Medical providers fear price controls via insurance rate regulation
Kaiser Health News (KHN) provides a roundup of federal and state options to regulate health insurance premiums. Reading between the lines, however, the story is really about a larger issue: regulatory action to hold down the cost of medical care that underlies the actuarial basis of premiums. Either indirectly by giving insurance regulators more authority to approve or reject filed premium rates or more directly as KHN reports:
Tired of complaints that underlying costs are the problem, but hearing no consensus from the health-care industry on how to solve it, Massachusetts Gov. Deval L. Patrick (D) introduced a broad proposal to overhaul the way health care is paid for. Part of the proposal would allow regulators to reject premium increases if insurers pay hospitals, doctors and others more than a limit set by the state.

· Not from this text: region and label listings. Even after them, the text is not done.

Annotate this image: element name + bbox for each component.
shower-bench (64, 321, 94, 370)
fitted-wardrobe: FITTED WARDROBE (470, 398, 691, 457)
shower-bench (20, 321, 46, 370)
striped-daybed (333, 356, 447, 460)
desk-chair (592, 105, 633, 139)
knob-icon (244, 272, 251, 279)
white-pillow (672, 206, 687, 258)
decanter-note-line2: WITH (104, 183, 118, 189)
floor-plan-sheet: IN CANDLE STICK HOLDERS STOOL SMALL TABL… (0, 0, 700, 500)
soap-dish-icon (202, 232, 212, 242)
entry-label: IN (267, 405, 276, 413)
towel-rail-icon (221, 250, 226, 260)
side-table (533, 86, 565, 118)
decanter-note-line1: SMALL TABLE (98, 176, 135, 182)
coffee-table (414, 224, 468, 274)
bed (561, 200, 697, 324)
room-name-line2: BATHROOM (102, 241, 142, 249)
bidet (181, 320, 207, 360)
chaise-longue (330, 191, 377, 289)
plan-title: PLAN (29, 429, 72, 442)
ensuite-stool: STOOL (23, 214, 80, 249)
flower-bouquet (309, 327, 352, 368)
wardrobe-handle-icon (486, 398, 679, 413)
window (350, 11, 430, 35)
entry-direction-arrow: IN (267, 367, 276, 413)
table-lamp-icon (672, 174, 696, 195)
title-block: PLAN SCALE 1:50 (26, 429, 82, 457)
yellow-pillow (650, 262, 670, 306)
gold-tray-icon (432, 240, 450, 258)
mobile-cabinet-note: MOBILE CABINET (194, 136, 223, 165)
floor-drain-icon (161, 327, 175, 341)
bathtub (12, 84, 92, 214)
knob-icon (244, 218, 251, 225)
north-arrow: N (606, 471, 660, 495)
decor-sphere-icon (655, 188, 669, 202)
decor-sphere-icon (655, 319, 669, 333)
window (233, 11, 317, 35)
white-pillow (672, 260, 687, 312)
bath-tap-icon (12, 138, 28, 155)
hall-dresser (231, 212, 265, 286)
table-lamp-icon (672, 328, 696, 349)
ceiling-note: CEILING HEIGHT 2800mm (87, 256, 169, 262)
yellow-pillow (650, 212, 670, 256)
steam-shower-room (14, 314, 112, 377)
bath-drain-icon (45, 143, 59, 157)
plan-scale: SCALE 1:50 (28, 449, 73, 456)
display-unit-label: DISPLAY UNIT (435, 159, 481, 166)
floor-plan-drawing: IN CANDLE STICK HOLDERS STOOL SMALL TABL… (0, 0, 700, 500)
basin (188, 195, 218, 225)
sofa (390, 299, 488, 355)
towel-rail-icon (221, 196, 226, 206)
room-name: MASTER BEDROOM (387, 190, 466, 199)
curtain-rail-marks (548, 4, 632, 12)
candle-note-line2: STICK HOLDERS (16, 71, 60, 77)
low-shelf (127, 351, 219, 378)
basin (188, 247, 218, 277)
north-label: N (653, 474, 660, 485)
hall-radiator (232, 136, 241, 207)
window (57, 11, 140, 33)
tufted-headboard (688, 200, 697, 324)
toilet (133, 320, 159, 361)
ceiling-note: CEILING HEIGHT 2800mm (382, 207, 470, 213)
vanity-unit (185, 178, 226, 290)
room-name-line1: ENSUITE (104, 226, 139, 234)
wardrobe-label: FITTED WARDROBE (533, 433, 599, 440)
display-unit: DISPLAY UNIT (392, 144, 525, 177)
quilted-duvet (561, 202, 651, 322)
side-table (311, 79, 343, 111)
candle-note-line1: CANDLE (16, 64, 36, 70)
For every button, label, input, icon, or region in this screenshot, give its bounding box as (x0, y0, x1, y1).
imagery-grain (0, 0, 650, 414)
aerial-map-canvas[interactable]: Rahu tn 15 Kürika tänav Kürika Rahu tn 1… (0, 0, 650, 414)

Either way, to providers it smells like price controls. In California, that prospect has doctors so alarmed that they’ve allied with their traditional payer adversaries to oppose pending legislation (Assembly Bill 52) that would give the Golden State insurance and managed care plan regulators prior approval authority over health insurance rate filings and allow them to bar the use of rates deemed excessive, inadequate, or unfairly discriminatory.
Massachusetts Gov. Patrick’s concept bears watching and could have national implications insofar as that state’s health care reform served as a template for the federal Patient Protection and Affordable Care Act (PPACA).